Nous avons aussi attiré l’attention sur l’importance d’avoir des intervenants issus du monde associatif, des non-professionnels, particulièrement dans le contexte de la mise en place, avec les difficultés qui ont été signalées, des rythmes scolaires. Il nous semble nécessaire qu’il y ait un continuum entre le temps périscolaire dans les projets éducatifs territoriaux, les PEDT, et ce qui se passe dans les ESPE. Les différents acteurs doivent donc pouvoir se côtoyer.
Cinquième élément : quid de l’ESEN, l'École supérieure de l'éducation nationale, de l'enseignement supérieur et de la recherche, cet établissement de formation un peu particulier qui fait coexister des formateurs sans formation dédiée ? Quelle est l’articulation entre l’ESEN, que nous avons visitée l’an dernier avec la commission de la culture, et les ESPE ? Il y a là, me semble-t-il, un angle mort, qui gagnerait peut-être à être réduit.
Sixièmement, j’aborderai la question des formations. Notre pays est encore extrêmement marqué par une formation disciplinaire – le dernier orateur l’évoquera certainement – et par la liberté pédagogique des enseignants, ce qui est heureux.
Il faudrait, tant dans l’enseignement supérieur que dans les ESPE, cesser de diffuser l’enseignement en silos de disciplines différentes, et amorcer une réflexion problématisée sur notre monde qui est de plus en plus complexe – je vous renvoie aux thématiques développées par Edgar Morin. Mme Gillot l’a bien dit, il faut développer une pédagogie par problèmes, comme elle se pratique notamment à l’université de Louvain : elle gagnerait utilement à être diffusée dans les ESPE françaises. Monsieur le ministre, que comptez-vous faire en ce sens ?
Septièmement – et ce n’est pas le moindre des points que je souhaite aborder –, nous devons évoquer ici, entre personnes de bonne compagnie, un sujet abordé de façon allusive par Mme Gonthier-Maurin, celui de l’éducation à l’égalité entre les garçons et les filles et des stéréotypes de genre. Lors de la discussion du texte, le mot « genre » était supprimé dès qu’il apparaissait. Pour notre part, nous avons essayé d’être vigilants et de le réintroduire, car ce terme a un sens et une portée.

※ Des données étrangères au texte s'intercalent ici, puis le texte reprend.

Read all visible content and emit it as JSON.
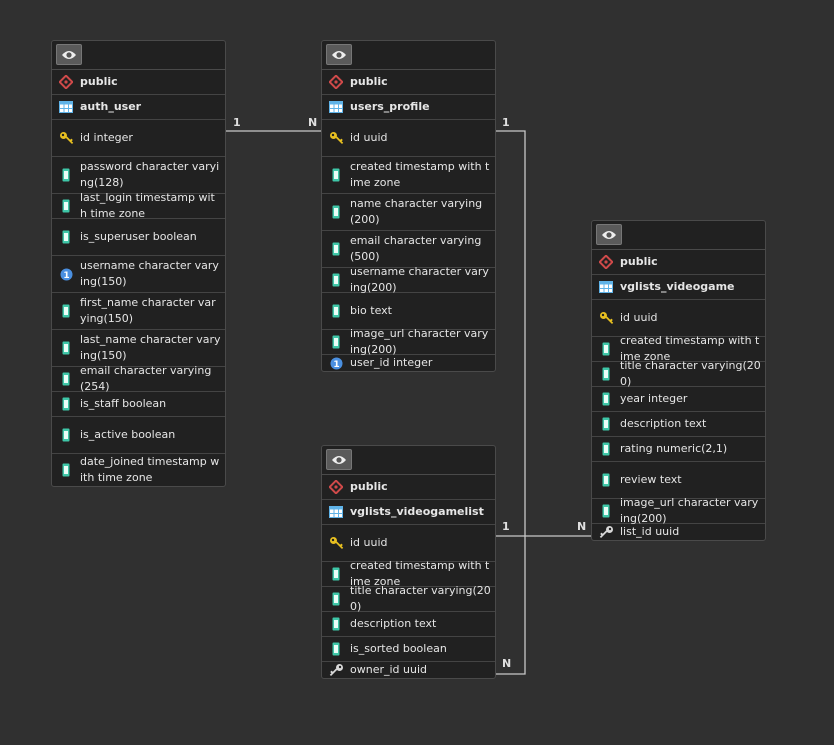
{
  "tables": [
    {
      "id": "auth_user",
      "schema": "public",
      "name": "auth_user",
      "columns": [
        {
          "label": "id integer",
          "icon": "key"
        },
        {
          "label": "password character varying(128)",
          "icon": "column"
        },
        {
          "label": "last_login timestamp with time zone",
          "icon": "column"
        },
        {
          "label": "is_superuser boolean",
          "icon": "column"
        },
        {
          "label": "username character varying(150)",
          "icon": "unique"
        },
        {
          "label": "first_name character varying(150)",
          "icon": "column"
        },
        {
          "label": "last_name character varying(150)",
          "icon": "column"
        },
        {
          "label": "email character varying(254)",
          "icon": "column"
        },
        {
          "label": "is_staff boolean",
          "icon": "column"
        },
        {
          "label": "is_active boolean",
          "icon": "column"
        },
        {
          "label": "date_joined timestamp with time zone",
          "icon": "column"
        }
      ]
    },
    {
      "id": "users_profile",
      "schema": "public",
      "name": "users_profile",
      "columns": [
        {
          "label": "id uuid",
          "icon": "key"
        },
        {
          "label": "created timestamp with time zone",
          "icon": "column"
        },
        {
          "label": "name character varying(200)",
          "icon": "column"
        },
        {
          "label": "email character varying(500)",
          "icon": "column"
        },
        {
          "label": "username character varying(200)",
          "icon": "column"
        },
        {
          "label": "bio text",
          "icon": "column"
        },
        {
          "label": "image_url character varying(200)",
          "icon": "column"
        },
        {
          "label": "user_id integer",
          "icon": "unique"
        }
      ]
    },
    {
      "id": "vglists_videogamelist",
      "schema": "public",
      "name": "vglists_videogamelist",
      "columns": [
        {
          "label": "id uuid",
          "icon": "key"
        },
        {
          "label": "created timestamp with time zone",
          "icon": "column"
        },
        {
          "label": "title character varying(200)",
          "icon": "column"
        },
        {
          "label": "description text",
          "icon": "column"
        },
        {
          "label": "is_sorted boolean",
          "icon": "column"
        },
        {
          "label": "owner_id uuid",
          "icon": "fkey"
        }
      ]
    },
    {
      "id": "vglists_videogame",
      "schema": "public",
      "name": "vglists_videogame",
      "columns": [
        {
          "label": "id uuid",
          "icon": "key"
        },
        {
          "label": "created timestamp with time zone",
          "icon": "column"
        },
        {
          "label": "title character varying(200)",
          "icon": "column"
        },
        {
          "label": "year integer",
          "icon": "column"
        },
        {
          "label": "description text",
          "icon": "column"
        },
        {
          "label": "rating numeric(2,1)",
          "icon": "column"
        },
        {
          "label": "review text",
          "icon": "column"
        },
        {
          "label": "image_url character varying(200)",
          "icon": "column"
        },
        {
          "label": "list_id uuid",
          "icon": "fkey"
        }
      ]
    }
  ],
  "relations": [
    {
      "from": "auth_user",
      "to": "users_profile",
      "from_card": "1",
      "to_card": "N"
    },
    {
      "from": "users_profile",
      "to": "vglists_videogamelist",
      "from_card": "1",
      "to_card": "N"
    },
    {
      "from": "vglists_videogamelist",
      "to": "vglists_videogame",
      "from_card": "1",
      "to_card": "N"
    }
  ],
  "colors": {
    "background": "#303030",
    "line": "#c8c8c8",
    "column_icon": "#3fc7a8",
    "key_icon": "#e8c020",
    "schema_icon": "#d04a4a",
    "table_icon": "#5fb3e8",
    "unique_icon": "#4a8fe0"
  }
}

Comment pouvons-nous être certains que, dans les ESPE, un enseignement à l’égalité entre les garçons et les filles est bien dispensé ? Nous aimerions attirer votre attention sur le fait qu’un certain nombre d’associations professionnelles tout à fait sérieuses, universitaires, sont capables de mener des audits pour vérifier que ce qui figure dans les maquettes est bien mis en pratique et s’assurer que, sur cette question extrêmement importante, voire sensible, pour l’opinion, il y a un minimum d’harmonie.
Monsieur le ministre, madame la secrétaire d’État, voilà les sept questions que nous souhaitions vous poser. Nous le rappelons, les ESPE sont non seulement structurelles, mais également structurantes. À cet égard, elles sont extrêmement importantes pour l’avenir de l’enseignement en France.